With Aurora/Briar Rose, Disney brings back the idea that a woman’s greatest dream would be for a man to marry her.  Aurora dreams of a dance partner and, as she states, “They say if you dream a thing more than once, it’s sure to come true.  And I’ve seen him so many times.”  This is right in line with Cinderella’s idea that hope inevitably produces that which is hoped for.  However, the problem with a worldview which holds that wishing on a star produces tangible results is not only the crushing disappointment when these results don’t actually result, but the inactivity which it promotes.  If wishes always come true regardless of what you do, why do anything?

What is interesting about this film is that it has slipped in some stronger female characters in the form of the good fairies.  They do all the work, yet they get only a small fraction of the publicity and merchandise.  Not only do they drive the plot by saving Aurora from her future untimely death and by taking on the task of raising her, they also become the real heroes in the climactic scene.  They break Philip out of the dungeon, give him magical hardware, turn projectiles into harmless bubbles and flowers and, in one memorable instance, transform hot oil or tar into a rainbow.  In fact, they even aim his sword and thereby defeat Maleficent.  Because we like to pretend that we’re above making jokes about phallic symbolism, we’ll let the readers interpret that one.

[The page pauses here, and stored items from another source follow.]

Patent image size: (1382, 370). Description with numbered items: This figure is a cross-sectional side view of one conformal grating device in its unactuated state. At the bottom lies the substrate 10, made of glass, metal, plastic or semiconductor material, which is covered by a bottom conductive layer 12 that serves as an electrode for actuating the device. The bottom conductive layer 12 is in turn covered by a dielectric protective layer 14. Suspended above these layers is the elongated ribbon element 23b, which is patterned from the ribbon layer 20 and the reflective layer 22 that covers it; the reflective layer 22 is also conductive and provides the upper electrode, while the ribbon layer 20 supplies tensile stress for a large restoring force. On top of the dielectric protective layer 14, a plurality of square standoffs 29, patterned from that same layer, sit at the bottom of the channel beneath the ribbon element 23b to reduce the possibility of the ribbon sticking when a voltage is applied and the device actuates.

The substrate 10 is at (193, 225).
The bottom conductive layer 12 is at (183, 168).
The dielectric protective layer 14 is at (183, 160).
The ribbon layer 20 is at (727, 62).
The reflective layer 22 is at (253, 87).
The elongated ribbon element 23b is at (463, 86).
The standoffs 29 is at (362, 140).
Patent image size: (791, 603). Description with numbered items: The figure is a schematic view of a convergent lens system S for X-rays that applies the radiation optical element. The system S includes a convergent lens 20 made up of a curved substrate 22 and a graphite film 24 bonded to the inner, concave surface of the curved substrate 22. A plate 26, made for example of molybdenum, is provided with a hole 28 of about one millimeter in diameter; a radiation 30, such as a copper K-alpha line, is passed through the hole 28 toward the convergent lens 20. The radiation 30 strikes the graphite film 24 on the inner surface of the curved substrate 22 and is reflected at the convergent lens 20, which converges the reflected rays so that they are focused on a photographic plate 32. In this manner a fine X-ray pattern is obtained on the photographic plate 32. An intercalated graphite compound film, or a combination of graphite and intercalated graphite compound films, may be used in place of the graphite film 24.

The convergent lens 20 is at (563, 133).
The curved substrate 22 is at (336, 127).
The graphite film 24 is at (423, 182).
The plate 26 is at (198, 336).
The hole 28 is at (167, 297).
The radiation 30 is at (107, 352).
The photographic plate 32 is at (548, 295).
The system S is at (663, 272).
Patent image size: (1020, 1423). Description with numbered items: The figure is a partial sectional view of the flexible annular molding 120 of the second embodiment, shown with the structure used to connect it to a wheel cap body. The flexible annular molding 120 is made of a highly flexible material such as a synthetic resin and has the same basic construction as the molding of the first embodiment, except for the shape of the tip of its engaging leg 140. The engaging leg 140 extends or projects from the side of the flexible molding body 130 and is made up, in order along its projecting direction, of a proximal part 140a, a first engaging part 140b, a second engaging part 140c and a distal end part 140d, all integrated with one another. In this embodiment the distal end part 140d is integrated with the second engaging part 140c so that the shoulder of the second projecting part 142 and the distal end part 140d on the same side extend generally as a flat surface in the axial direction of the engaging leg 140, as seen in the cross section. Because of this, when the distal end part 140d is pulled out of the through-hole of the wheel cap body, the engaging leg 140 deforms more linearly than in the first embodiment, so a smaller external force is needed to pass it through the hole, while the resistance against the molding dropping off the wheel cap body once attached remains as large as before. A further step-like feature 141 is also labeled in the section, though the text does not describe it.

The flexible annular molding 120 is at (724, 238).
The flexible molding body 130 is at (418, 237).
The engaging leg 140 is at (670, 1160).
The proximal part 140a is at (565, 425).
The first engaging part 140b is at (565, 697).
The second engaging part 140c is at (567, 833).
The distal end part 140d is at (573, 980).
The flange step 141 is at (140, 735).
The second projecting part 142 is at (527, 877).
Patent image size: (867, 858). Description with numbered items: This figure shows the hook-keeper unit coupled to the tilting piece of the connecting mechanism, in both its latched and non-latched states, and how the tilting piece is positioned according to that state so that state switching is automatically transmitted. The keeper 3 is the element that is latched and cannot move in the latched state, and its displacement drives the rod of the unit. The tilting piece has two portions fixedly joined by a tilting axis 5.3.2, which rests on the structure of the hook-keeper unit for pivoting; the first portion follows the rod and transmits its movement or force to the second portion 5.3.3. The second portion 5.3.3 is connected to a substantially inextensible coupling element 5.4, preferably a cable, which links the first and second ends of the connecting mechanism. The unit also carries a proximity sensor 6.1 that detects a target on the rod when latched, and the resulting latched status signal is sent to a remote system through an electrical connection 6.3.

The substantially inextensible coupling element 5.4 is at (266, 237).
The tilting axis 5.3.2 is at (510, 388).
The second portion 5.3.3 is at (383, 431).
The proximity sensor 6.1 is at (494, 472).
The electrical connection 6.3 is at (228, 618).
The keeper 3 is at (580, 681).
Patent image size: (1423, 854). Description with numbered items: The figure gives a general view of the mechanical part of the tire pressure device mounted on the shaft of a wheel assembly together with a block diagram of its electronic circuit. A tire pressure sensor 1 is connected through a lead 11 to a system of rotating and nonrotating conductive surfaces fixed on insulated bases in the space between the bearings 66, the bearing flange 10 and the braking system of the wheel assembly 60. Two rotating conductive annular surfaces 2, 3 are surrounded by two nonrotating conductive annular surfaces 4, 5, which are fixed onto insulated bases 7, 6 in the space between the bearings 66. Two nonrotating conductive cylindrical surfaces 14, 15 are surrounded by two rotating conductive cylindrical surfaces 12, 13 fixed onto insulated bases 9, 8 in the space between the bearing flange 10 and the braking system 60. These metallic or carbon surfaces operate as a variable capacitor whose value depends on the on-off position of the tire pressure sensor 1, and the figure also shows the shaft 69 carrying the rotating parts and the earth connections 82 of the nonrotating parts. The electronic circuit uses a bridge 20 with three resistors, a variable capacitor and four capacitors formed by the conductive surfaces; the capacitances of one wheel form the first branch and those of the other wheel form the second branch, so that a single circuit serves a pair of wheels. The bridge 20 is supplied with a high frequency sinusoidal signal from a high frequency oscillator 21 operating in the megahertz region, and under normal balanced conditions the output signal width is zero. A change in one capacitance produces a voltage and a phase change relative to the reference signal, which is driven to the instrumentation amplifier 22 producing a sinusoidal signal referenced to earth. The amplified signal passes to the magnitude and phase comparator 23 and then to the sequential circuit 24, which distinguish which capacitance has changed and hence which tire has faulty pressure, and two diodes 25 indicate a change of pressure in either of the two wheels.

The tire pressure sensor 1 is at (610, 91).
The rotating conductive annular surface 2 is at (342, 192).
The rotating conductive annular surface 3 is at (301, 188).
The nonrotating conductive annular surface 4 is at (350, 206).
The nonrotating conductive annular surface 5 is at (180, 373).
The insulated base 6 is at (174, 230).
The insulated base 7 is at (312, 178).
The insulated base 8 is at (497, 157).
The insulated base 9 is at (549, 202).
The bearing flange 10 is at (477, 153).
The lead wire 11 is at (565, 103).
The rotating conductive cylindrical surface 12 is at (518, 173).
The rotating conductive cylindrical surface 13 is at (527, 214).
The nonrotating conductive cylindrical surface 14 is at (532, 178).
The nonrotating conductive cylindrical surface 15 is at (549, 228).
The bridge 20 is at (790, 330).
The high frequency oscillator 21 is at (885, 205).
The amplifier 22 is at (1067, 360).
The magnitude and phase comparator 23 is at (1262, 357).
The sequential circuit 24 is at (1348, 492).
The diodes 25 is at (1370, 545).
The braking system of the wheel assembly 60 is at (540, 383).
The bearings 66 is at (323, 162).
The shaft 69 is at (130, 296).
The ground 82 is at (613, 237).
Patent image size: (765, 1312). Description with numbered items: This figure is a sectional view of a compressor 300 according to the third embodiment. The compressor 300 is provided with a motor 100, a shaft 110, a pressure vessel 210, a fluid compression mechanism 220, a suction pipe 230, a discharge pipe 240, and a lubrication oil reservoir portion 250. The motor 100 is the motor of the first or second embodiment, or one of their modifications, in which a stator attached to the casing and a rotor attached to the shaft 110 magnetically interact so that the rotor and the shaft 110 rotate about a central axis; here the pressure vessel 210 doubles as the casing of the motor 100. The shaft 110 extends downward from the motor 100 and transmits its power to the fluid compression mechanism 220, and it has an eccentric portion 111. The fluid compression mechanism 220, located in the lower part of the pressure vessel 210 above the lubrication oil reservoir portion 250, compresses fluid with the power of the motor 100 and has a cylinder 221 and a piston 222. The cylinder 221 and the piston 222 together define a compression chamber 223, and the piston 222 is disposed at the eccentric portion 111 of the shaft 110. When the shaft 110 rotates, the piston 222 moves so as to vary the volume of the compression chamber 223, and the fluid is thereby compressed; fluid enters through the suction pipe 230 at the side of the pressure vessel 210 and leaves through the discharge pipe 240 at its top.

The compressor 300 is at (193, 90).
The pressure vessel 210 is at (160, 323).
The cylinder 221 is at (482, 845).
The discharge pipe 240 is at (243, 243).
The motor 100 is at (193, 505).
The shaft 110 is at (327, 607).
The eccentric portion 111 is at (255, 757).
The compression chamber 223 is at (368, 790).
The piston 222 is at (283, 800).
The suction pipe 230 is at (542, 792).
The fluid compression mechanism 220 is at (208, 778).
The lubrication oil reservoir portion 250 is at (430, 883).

We do concede that these three characters were unmistakably produced by the attitudes of their respective times.  However, we think that, while these films may warrant discussion as historical documents, the princesses themselves are affecting the worldviews of children to this day, as role models and figures for identification. These three films are frequently re-released and few Disney princess products are without the image of at least one of these characters. A quick Google Image search for “Disney princesses” produces pages upon pages of images containing Snow White, Cinderella, and Sleeping Beauty together with newer Princesses, and the central position in the group often goes to one of these “First Three”. The first thing one sees at the official Disney Princess website is a lineup of the Princesses, with Cinderella and Sleeping Beauty flanking Rapunzel and Tiana (the group’s two newest official members) in the centre of the image.  The central focus these three occupy in marketing is especially ironic when you consider that, while these princesses are the title characters of their respective films, they’re not really the main characters.  In a very real way, these characters never play more than a supporting role in their own stories.

Our verdict: they all play supporting roles.